You should set these arguments. However, DO NOT just blindly copy the above settings, they must be tuned to the particular computer you are running on. The most important issues are:

you must make sure the version of sort on your machine supports the arguments you specify, otherwise the script will crash. The --parallel, --compress-program, and --batch-size arguments have only recently been added to the sort command.
make sure you have enough memory when setting -sort-buffer-size. In particular, you should take into account other programs running on the computer. Also, two or three simultaneous sort program will run (one to sort the extract file, one to sort extract.inv, one to sort extract.o). If there is not enough memory because you've set sort-buffer-size too high, your entire computer will likely crash.
the maximum number for the --batch-size argument is OS-dependent. For example, it is 1024 on Linux, 253 on old Mac OSX, 2557 on new OSX.
on Mac OSX, using --compress-program can occasionally result in the following timeout errors.
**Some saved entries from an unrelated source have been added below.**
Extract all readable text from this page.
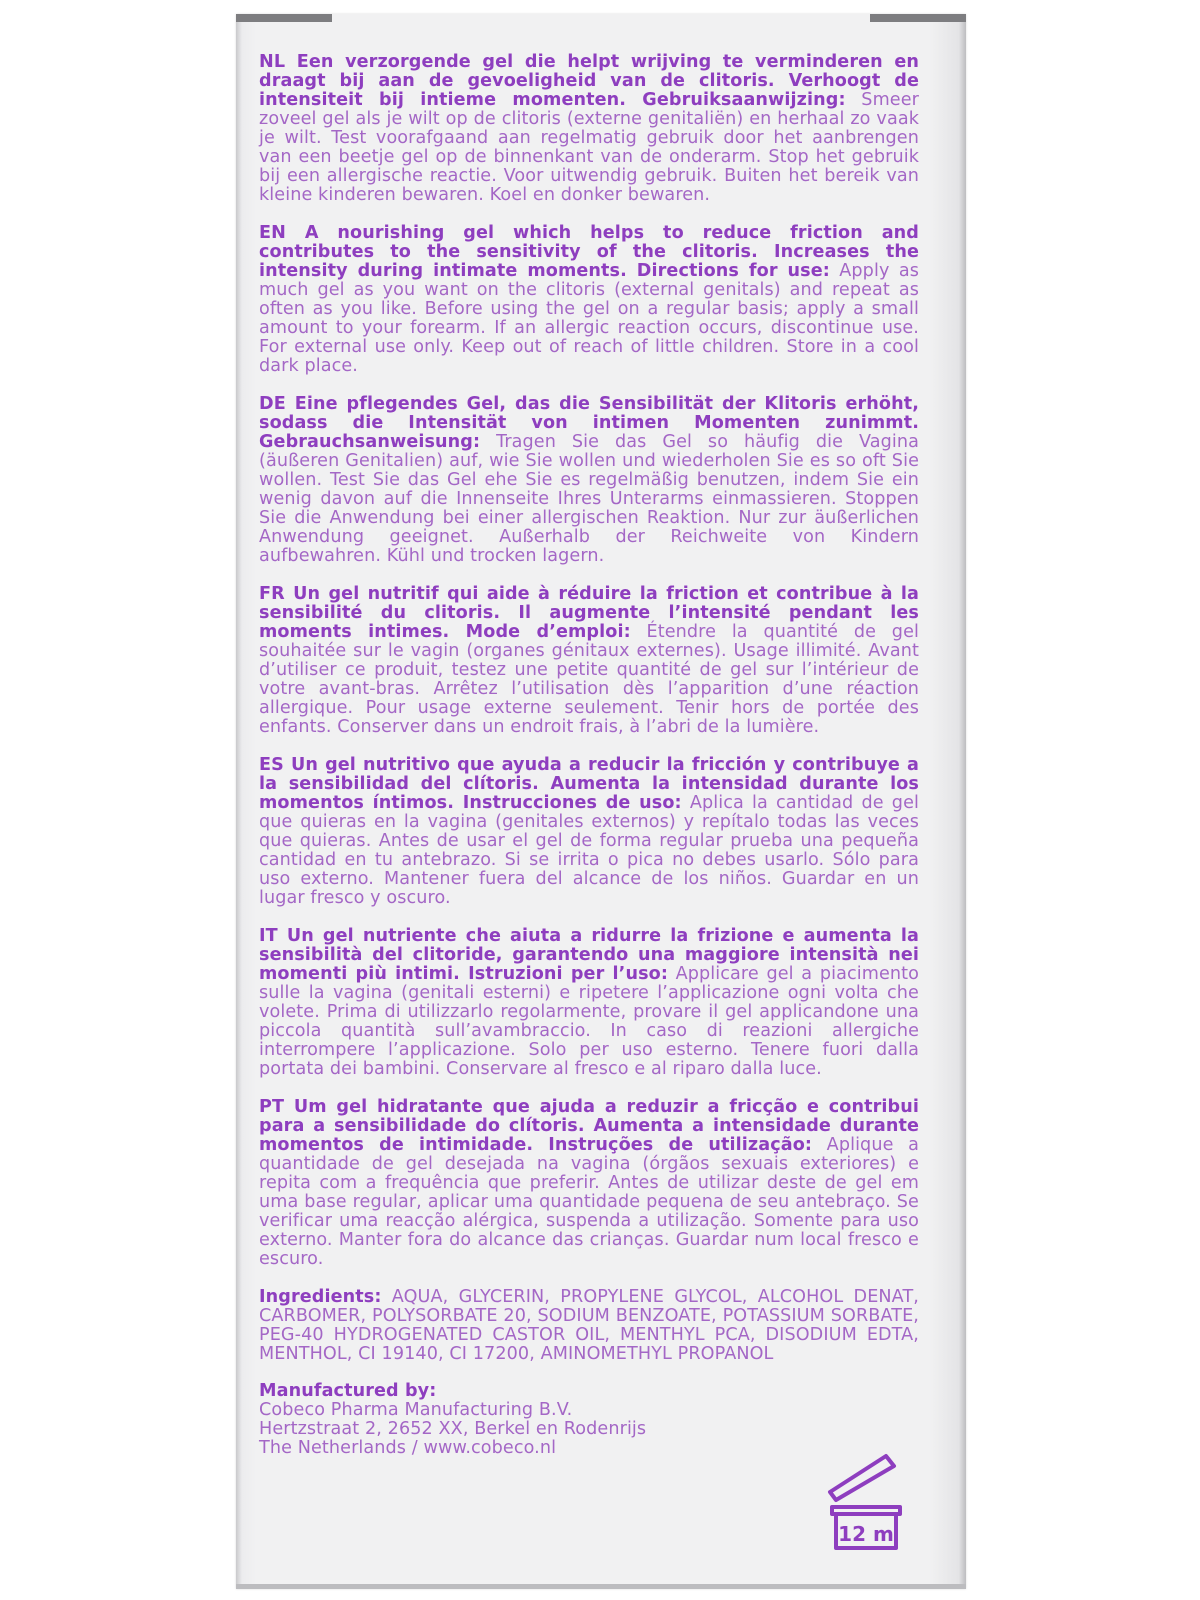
NL Een verzorgende gel die helpt wrijving te verminderen en draagt bij aan de gevoeligheid van de clitoris. Verhoogt de intensiteit bij intieme momenten. Gebruiksaanwijzing: Smeer zoveel gel als je wilt op de clitoris (externe genitaliën) en herhaal zo vaak je wilt. Test voorafgaand aan regelmatig gebruik door het aanbrengen van een beetje gel op de binnenkant van de onderarm. Stop het gebruik bij een allergische reactie. Voor uitwendig gebruik. Buiten het bereik van kleine kinderen bewaren. Koel en donker bewaren.

EN A nourishing gel which helps to reduce friction and contributes to the sensitivity of the clitoris. Increases the intensity during intimate moments. Directions for use: Apply as much gel as you want on the clitoris (external genitals) and repeat as often as you like. Before using the gel on a regular basis; apply a small amount to your forearm. If an allergic reaction occurs, discontinue use. For external use only. Keep out of reach of little children. Store in a cool dark place.

DE Eine pflegendes Gel, das die Sensibilität der Klitoris erhöht, sodass die Intensität von intimen Momenten zunimmt. Gebrauchsanweisung: Tragen Sie das Gel so häufig die Vagina (äußeren Genitalien) auf, wie Sie wollen und wiederholen Sie es so oft Sie wollen. Test Sie das Gel ehe Sie es regelmäßig benutzen, indem Sie ein wenig davon auf die Innenseite Ihres Unterarms einmassieren. Stoppen Sie die Anwendung bei einer allergischen Reaktion. Nur zur äußerlichen Anwendung geeignet. Außerhalb der Reichweite von Kindern aufbewahren. Kühl und trocken lagern.

FR Un gel nutritif qui aide à réduire la friction et contribue à la sensibilité du clitoris. Il augmente l’intensité pendant les moments intimes. Mode d’emploi: Étendre la quantité de gel souhaitée sur le vagin (organes génitaux externes). Usage illimité. Avant d’utiliser ce produit, testez une petite quantité de gel sur l’intérieur de votre avant-bras. Arrêtez l’utilisation dès l’apparition d’une réaction allergique. Pour usage externe seulement. Tenir hors de portée des enfants. Conserver dans un endroit frais, à l’abri de la lumière.

ES Un gel nutritivo que ayuda a reducir la fricción y contribuye a la sensibilidad del clítoris. Aumenta la intensidad durante los momentos íntimos. Instrucciones de uso: Aplica la cantidad de gel que quieras en la vagina (genitales externos) y repítalo todas las veces que quieras. Antes de usar el gel de forma regular prueba una pequeña cantidad en tu antebrazo. Si se irrita o pica no debes usarlo. Sólo para uso externo. Mantener fuera del alcance de los niños. Guardar en un lugar fresco y oscuro.

IT Un gel nutriente che aiuta a ridurre la frizione e aumenta la sensibilità del clitoride, garantendo una maggiore intensità nei momenti più intimi. Istruzioni per l’uso: Applicare gel a piacimento sulle la vagina (genitali esterni) e ripetere l’applicazione ogni volta che volete. Prima di utilizzarlo regolarmente, provare il gel applicandone una piccola quantità sull’avambraccio. In caso di reazioni allergiche interrompere l’applicazione. Solo per uso esterno. Tenere fuori dalla portata dei bambini. Conservare al fresco e al riparo dalla luce.

PT Um gel hidratante que ajuda a reduzir a fricção e contribui para a sensibilidade do clítoris. Aumenta a intensidade durante momentos de intimidade. Instruções de utilização: Aplique a quantidade de gel desejada na vagina (órgãos sexuais exteriores) e repita com a frequência que preferir. Antes de utilizar deste de gel em uma base regular, aplicar uma quantidade pequena de seu antebraço. Se verificar uma reacção alérgica, suspenda a utilização. Somente para uso externo. Manter fora do alcance das crianças. Guardar num local fresco e escuro.

Ingredients: AQUA, GLYCERIN, PROPYLENE GLYCOL, ALCOHOL DENAT, CARBOMER, POLYSORBATE 20, SODIUM BENZOATE, POTASSIUM SORBATE, PEG-40 HYDROGENATED CASTOR OIL, MENTHYL PCA, DISODIUM EDTA, MENTHOL, CI 19140, CI 17200, AMINOMETHYL PROPANOL

Manufactured by:
Cobeco Pharma Manufacturing B.V.
Hertzstraat 2, 2652 XX, Berkel en Rodenrijs
The Netherlands / www.cobeco.nl
12 m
     gsort: couldn't create process for gzip -d: Operation timed out

Training Summary

In summary, to maximize speed on a large server with many cores and up-to-date software, add this to your training script:

   .../train-model.perl -mgiza -mgiza-cpus 8 -cores 10 \
   -parallel -sort-buffer-size 10G -sort-batch-size 253 \
   -sort-compress gzip -sort-parallel 10

To run on a laptop with limited memory

   .../train-model.perl -mgiza -mgiza-cpus 2 -snt2cooc snt2cooc.pl \
   -parallel -sort-batch-size 253 -sort-compress gzip

In the EMS, for large servers, this can be done by adding:

  [TRAINING]
  script = $moses-script-dir/training/train-model.perl
  training-options = "-mgiza -mgiza-cpus 8 -cores 10 \
    -parallel -sort-buffer-size 10G -sort-batch-size 253 \
    -sort-compress gzip -sort-parallel 10"
  parallel = yes

For servers with older OSes, and therefore older sort commands:

  [TRAINING]
  script = $moses-script-dir/training/train-model.perl
  training-options = "-mgiza -mgiza-cpus 8 -cores 10 -parallel"
  parallel = yes

For laptops with limited memory:

  [TRAINING]
  script = $moses-script-dir/training/train-model.perl
  training-options = "-mgiza -mgiza-cpus 2 -snt2cooc snt2cooc.pl \
    -parallel -sort-batch-size 253 -sort-compress gzip"
  parallel = yes

Language Model

Convert your language model to binary format. This reduces loading time and provides more control.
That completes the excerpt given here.